Each of the above metrics has own merits and de-merits and some of the shortcomings driven from substantial time lagged information, limited samples, non deterministic to act upon, fragmented, siloed within function that complicates comparability etc. It’s well known that each individual has own behavioral, and attitudinal traits and it changes rapidly with time, technology, services, device. During one of my consulting exercise, which comprised of advising an operator on customer experience management from NSN, I noticed that significant gap exists between an operator’s perceived assumption of delivered customer experience and the real experience perceived by end customers. The perception gap is substantiated by the fact that, while 80 per cent of the operators are convinced of delivering a superior customer experience, only 8 per cent of their customers believe that they receive it (Bain & Co, 2007).

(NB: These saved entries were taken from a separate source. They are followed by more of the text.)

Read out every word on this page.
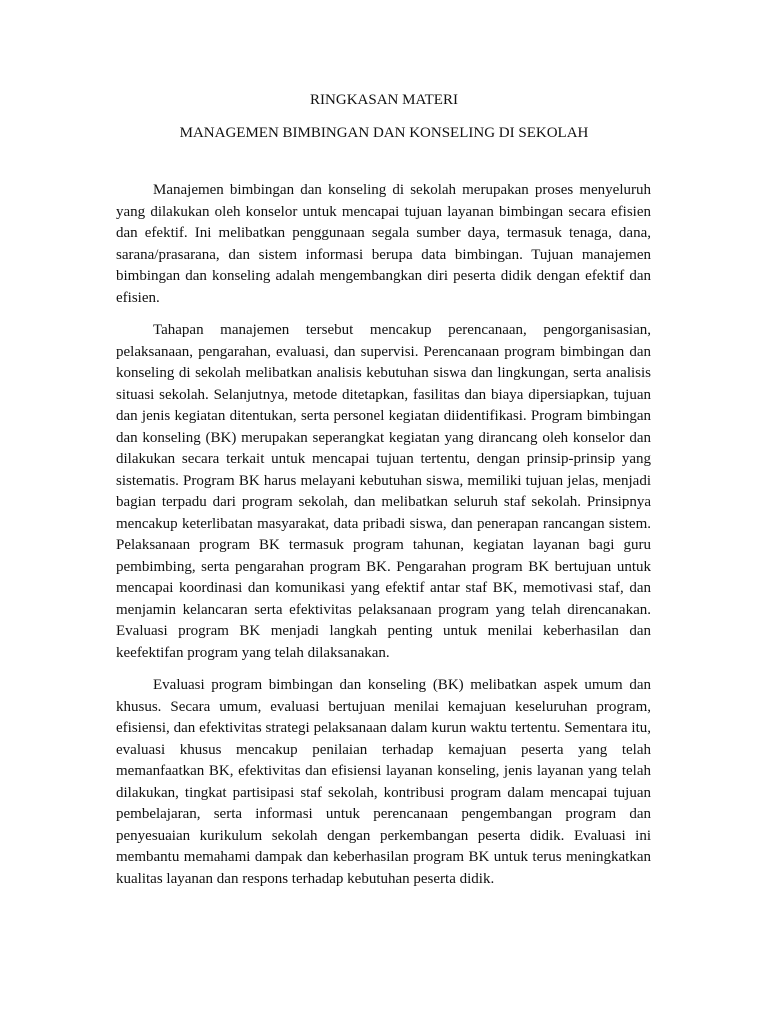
RINGKASAN MATERI
MANAGEMEN BIMBINGAN DAN KONSELING DI SEKOLAH

Manajemen bimbingan dan konseling di sekolah merupakan proses menyeluruh yang dilakukan oleh konselor untuk mencapai tujuan layanan bimbingan secara efisien dan efektif. Ini melibatkan penggunaan segala sumber daya, termasuk tenaga, dana, sarana/prasarana, dan sistem informasi berupa data bimbingan. Tujuan manajemen bimbingan dan konseling adalah mengembangkan diri peserta didik dengan efektif dan efisien.

Tahapan manajemen tersebut mencakup perencanaan, pengorganisasian, pelaksanaan, pengarahan, evaluasi, dan supervisi. Perencanaan program bimbingan dan konseling di sekolah melibatkan analisis kebutuhan siswa dan lingkungan, serta analisis situasi sekolah. Selanjutnya, metode ditetapkan, fasilitas dan biaya dipersiapkan, tujuan dan jenis kegiatan ditentukan, serta personel kegiatan diidentifikasi. Program bimbingan dan konseling (BK) merupakan seperangkat kegiatan yang dirancang oleh konselor dan dilakukan secara terkait untuk mencapai tujuan tertentu, dengan prinsip-prinsip yang sistematis. Program BK harus melayani kebutuhan siswa, memiliki tujuan jelas, menjadi bagian terpadu dari program sekolah, dan melibatkan seluruh staf sekolah. Prinsipnya mencakup keterlibatan masyarakat, data pribadi siswa, dan penerapan rancangan sistem. Pelaksanaan program BK termasuk program tahunan, kegiatan layanan bagi guru pembimbing, serta pengarahan program BK. Pengarahan program BK bertujuan untuk mencapai koordinasi dan komunikasi yang efektif antar staf BK, memotivasi staf, dan menjamin kelancaran serta efektivitas pelaksanaan program yang telah direncanakan. Evaluasi program BK menjadi langkah penting untuk menilai keberhasilan dan keefektifan program yang telah dilaksanakan.

Evaluasi program bimbingan dan konseling (BK) melibatkan aspek umum dan khusus. Secara umum, evaluasi bertujuan menilai kemajuan keseluruhan program, efisiensi, dan efektivitas strategi pelaksanaan dalam kurun waktu tertentu. Sementara itu, evaluasi khusus mencakup penilaian terhadap kemajuan peserta yang telah memanfaatkan BK, efektivitas dan efisiensi layanan konseling, jenis layanan yang telah dilakukan, tingkat partisipasi staf sekolah, kontribusi program dalam mencapai tujuan pembelajaran, serta informasi untuk perencanaan pengembangan program dan penyesuaian kurikulum sekolah dengan perkembangan peserta didik. Evaluasi ini membantu memahami dampak dan keberhasilan program BK untuk terus meningkatkan kualitas layanan dan respons terhadap kebutuhan peserta didik.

Hence I suggest that the operator should move towards measuring real-time customer experience metrics that TMF defines as the Customer Experience Index (CEI). The CEI should be computed based on individual subscriber network transactions in real-time and correlating with historical customer journey touch-points based on “functional” and “emotional” value levers. For example, one should be able to understand the CEI score for a person using on-net video from iPhone5 with iOS6 using safari browser while at home at 10 pm. To accomplish the objective of CEI the following 3 are salient procedural steps:
  • Customer journey map with measurable functional and emotional value levers:  The customer journey is evolving rapidly and varies according to channel used. The reason is that people are empowered with more information than ever: product reviews, recommendations from friends or experts, store inventory, and competitive pricing. All these things are now instantly available, primarily due to ubiquitous mobile proliferation and information available in internet world at the click of button.

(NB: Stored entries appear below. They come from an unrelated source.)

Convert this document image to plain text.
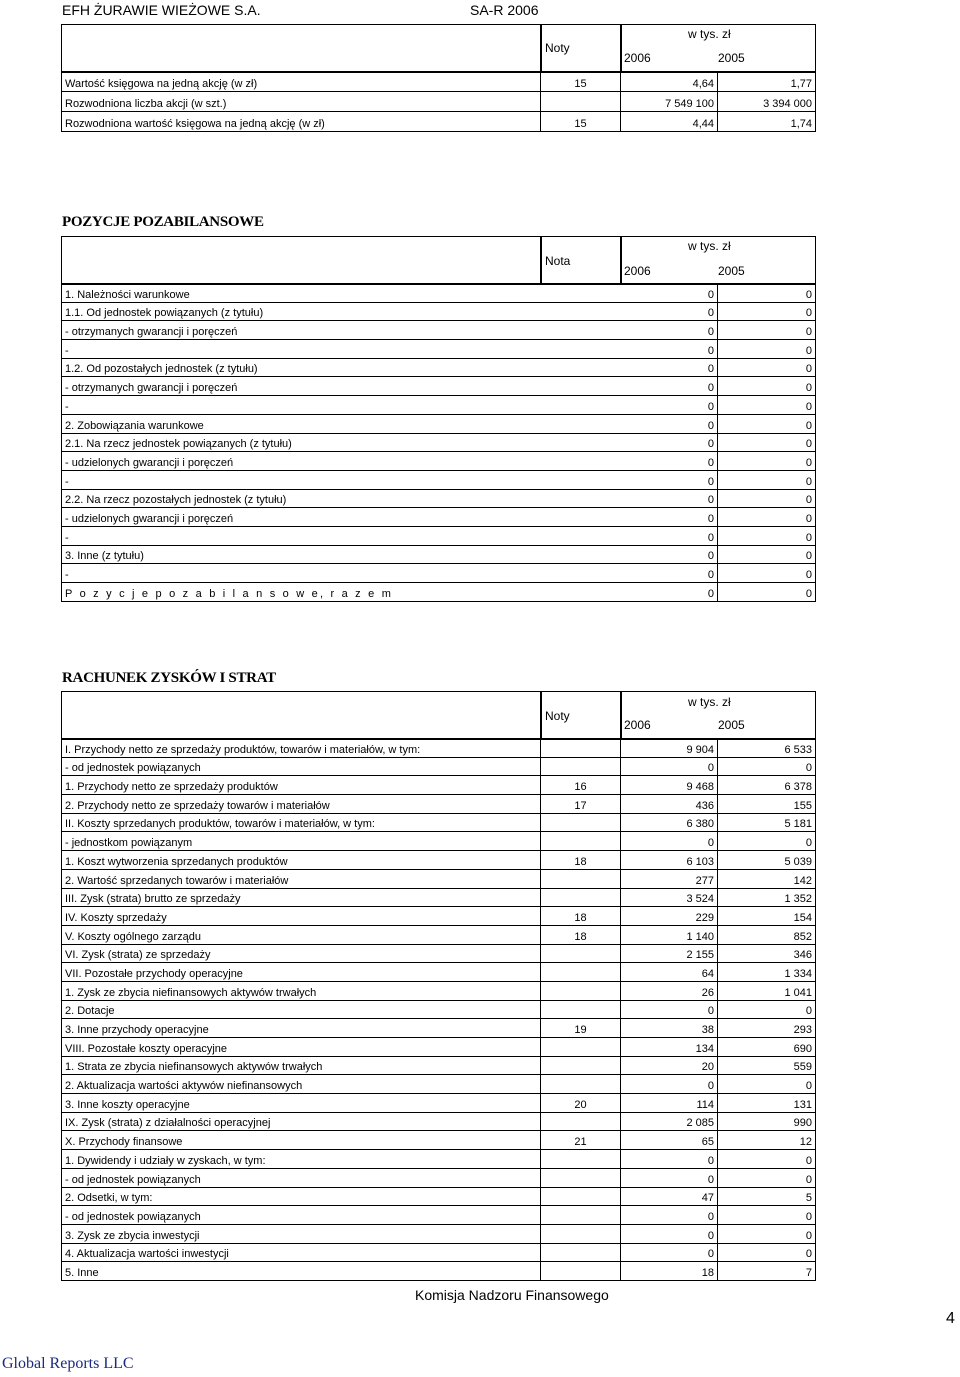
EFH ŻURAWIE WIEŻOWE S.A.	SA-R 2006
Noty
w tys. zł
2006	2005
Wartość księgowa na jedną akcję (w zł)	15	4,64	1,77
Rozwodniona liczba akcji (w szt.)		7 549 100	3 394 000
Rozwodniona wartość księgowa na jedną akcję (w zł)	15	4,44	1,74
POZYCJE POZABILANSOWE
Nota
w tys. zł
2006	2005
1. Należności warunkowe 0	0
1.1. Od jednostek powiązanych (z tytułu) 0	0
- otrzymanych gwarancji i poręczeń 0	0
- 0	0
1.2. Od pozostałych jednostek (z tytułu) 0	0
- otrzymanych gwarancji i poręczeń 0	0
- 0	0
2. Zobowiązania warunkowe 0	0
2.1. Na rzecz jednostek powiązanych (z tytułu) 0	0
- udzielonych gwarancji i poręczeń 0	0
- 0	0
2.2. Na rzecz pozostałych jednostek (z tytułu) 0	0
- udzielonych gwarancji i poręczeń 0	0
- 0	0
3. Inne (z tytułu) 0	0
- 0	0
P o z y c j e p o z a b i l a n s o w e, r a z e m 0	0
RACHUNEK ZYSKÓW I STRAT
Noty
w tys. zł
2006	2005
I. Przychody netto ze sprzedaży produktów, towarów i materiałów, w tym:		9 904	6 533
- od jednostek powiązanych		0	0
1. Przychody netto ze sprzedaży produktów	16	9 468	6 378
2. Przychody netto ze sprzedaży towarów i materiałów	17	436	155
II. Koszty sprzedanych produktów, towarów i materiałów, w tym:		6 380	5 181
- jednostkom powiązanym		0	0
1. Koszt wytworzenia sprzedanych produktów	18	6 103	5 039
2. Wartość sprzedanych towarów i materiałów		277	142
III. Zysk (strata) brutto ze sprzedaży		3 524	1 352
IV. Koszty sprzedaży	18	229	154
V. Koszty ogólnego zarządu	18	1 140	852
VI. Zysk (strata) ze sprzedaży		2 155	346
VII. Pozostałe przychody operacyjne		64	1 334
1. Zysk ze zbycia niefinansowych aktywów trwałych		26	1 041
2. Dotacje		0	0
3. Inne przychody operacyjne	19	38	293
VIII. Pozostałe koszty operacyjne		134	690
1. Strata ze zbycia niefinansowych aktywów trwałych		20	559
2. Aktualizacja wartości aktywów niefinansowych		0	0
3. Inne koszty operacyjne	20	114	131
IX. Zysk (strata) z działalności operacyjnej		2 085	990
X. Przychody finansowe	21	65	12
1. Dywidendy i udziały w zyskach, w tym:		0	0
- od jednostek powiązanych		0	0
2. Odsetki, w tym:		47	5
- od jednostek powiązanych		0	0
3. Zysk ze zbycia inwestycji		0	0
4. Aktualizacja wartości inwestycji		0	0
5. Inne		18	7
Komisja Nadzoru Finansowego
4
Global Reports LLC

  • Create the customer survey questionnaires: The survey questionnaires should be prepared in such a way that it can be mapped to technical KPIs for respective touch points. The network transactions and other touch-points data gathering mechanism should be enabled for those people, whom survey is sent. This will help in understanding the technical KPIs that drive CSAT, its importance and significance that can be measured and acted upon continuously.
  • Compute CEI the hierarchical model with its weight:  SERVQUAL method can be used to understand the gaps and then run the statistical model to calibrate the weight as per its importance and strength of relationship with customer perception.  There is industry defined methodology for accurate assessment of customer experience as defined below:
    • ITU-T Recommendation P.10 [i.37]/G.100: KQI is influenced by “users expectation and context”

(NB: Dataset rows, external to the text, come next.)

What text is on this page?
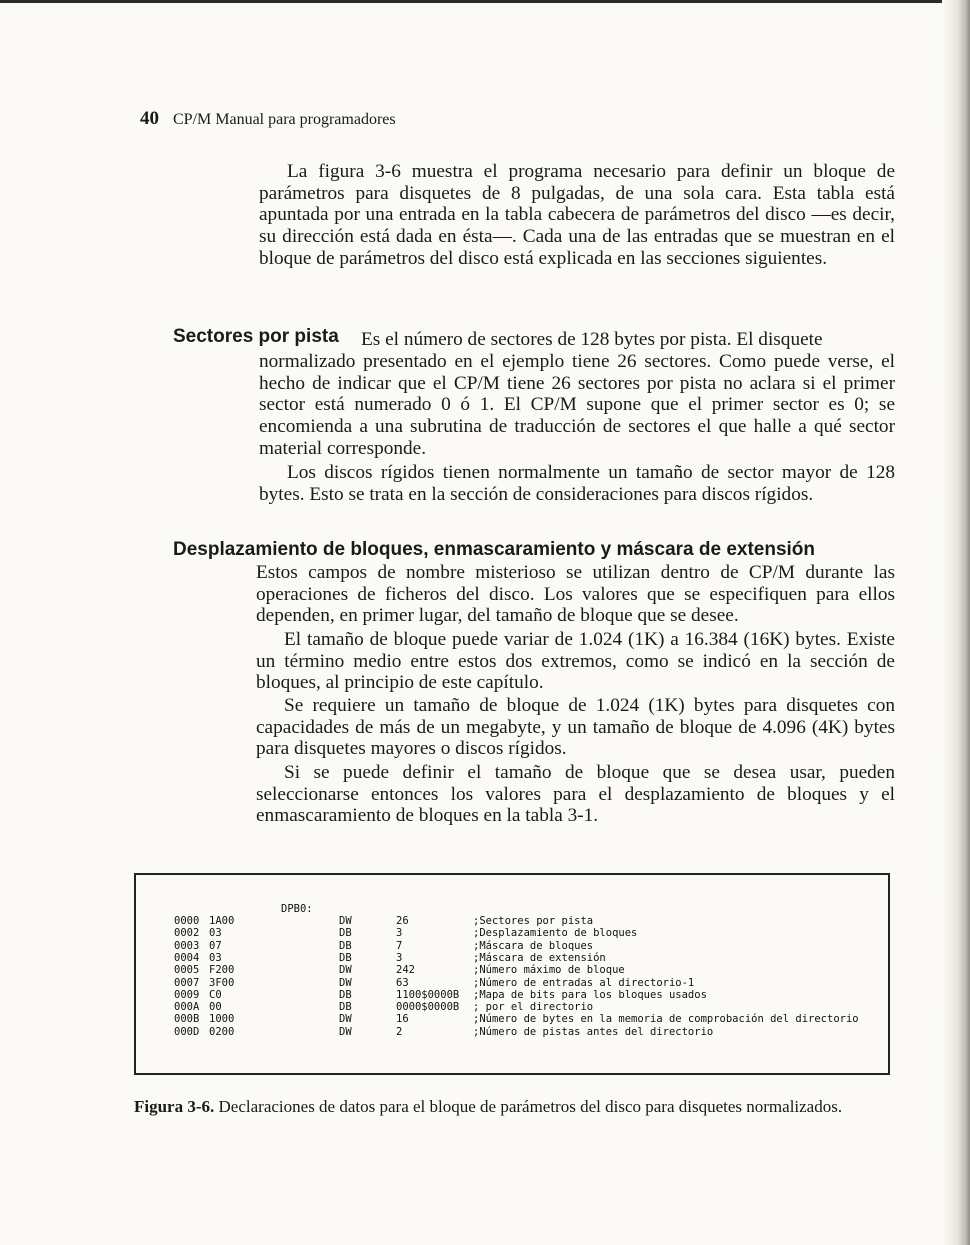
40 CP/M Manual para programadores

La figura 3-6 muestra el programa necesario para definir un bloque de parámetros para disquetes de 8 pulgadas, de una sola cara. Esta tabla está apuntada por una entrada en la tabla cabecera de parámetros del disco —es decir, su dirección está dada en ésta—. Cada una de las entradas que se muestran en el bloque de parámetros del disco está explicada en las secciones siguientes.

Sectores por pista Es el número de sectores de 128 bytes por pista. El disquete

normalizado presentado en el ejemplo tiene 26 sectores. Como puede verse, el hecho de indicar que el CP/M tiene 26 sectores por pista no aclara si el primer sector está numerado 0 ó 1. El CP/M supone que el primer sector es 0; se encomienda a una subrutina de traducción de sectores el que halle a qué sector material corresponde.

Los discos rígidos tienen normalmente un tamaño de sector mayor de 128 bytes. Esto se trata en la sección de consideraciones para discos rígidos.

Desplazamiento de bloques, enmascaramiento y máscara de extensión

Estos campos de nombre misterioso se utilizan dentro de CP/M durante las operaciones de ficheros del disco. Los valores que se especifiquen para ellos dependen, en primer lugar, del tamaño de bloque que se desee.

El tamaño de bloque puede variar de 1.024 (1K) a 16.384 (16K) bytes. Existe un término medio entre estos dos extremos, como se indicó en la sección de bloques, al principio de este capítulo.

Se requiere un tamaño de bloque de 1.024 (1K) bytes para disquetes con capacidades de más de un megabyte, y un tamaño de bloque de 4.096 (4K) bytes para disquetes mayores o discos rígidos.

Si se puede definir el tamaño de bloque que se desea usar, pueden seleccionarse entonces los valores para el desplazamiento de bloques y el enmascaramiento de bloques en la tabla 3-1.

DPB0:
0000 1A00	DW	26	;Sectores por pista
0002 03	DB	3	;Desplazamiento de bloques
0003 07	DB	7	;Máscara de bloques
0004 03	DB	3	;Máscara de extensión
0005 F200	DW	242	;Número máximo de bloque
0007 3F00	DW	63	;Número de entradas al directorio-1
0009 C0	DB	1100$0000B ;Mapa de bits para los bloques usados
000A 00	DB	0000$0000B ; por el directorio
000B 1000	DW	16	;Número de bytes en la memoria de comprobación del directorio
000D 0200	DW	2	;Número de pistas antes del directorio

Figura 3-6. Declaraciones de datos para el bloque de parámetros del disco para disquetes normalizados.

    • ETSI TR 102 643 V1.0.2 (2010-01):  “A measure of user performance based on both objective and subjective psychological measures”

This single value CEI can be used to trigger as well as plan the action by different functional group network and marketing to prioritise, resolve, communicate and offer to the relevant impacted subscribers in right context. This score can also be used for doing the “experience segmentation” that will highlight the customer behavioral aspects and then devise right retention, up-sell, cross-sell, investment strategy.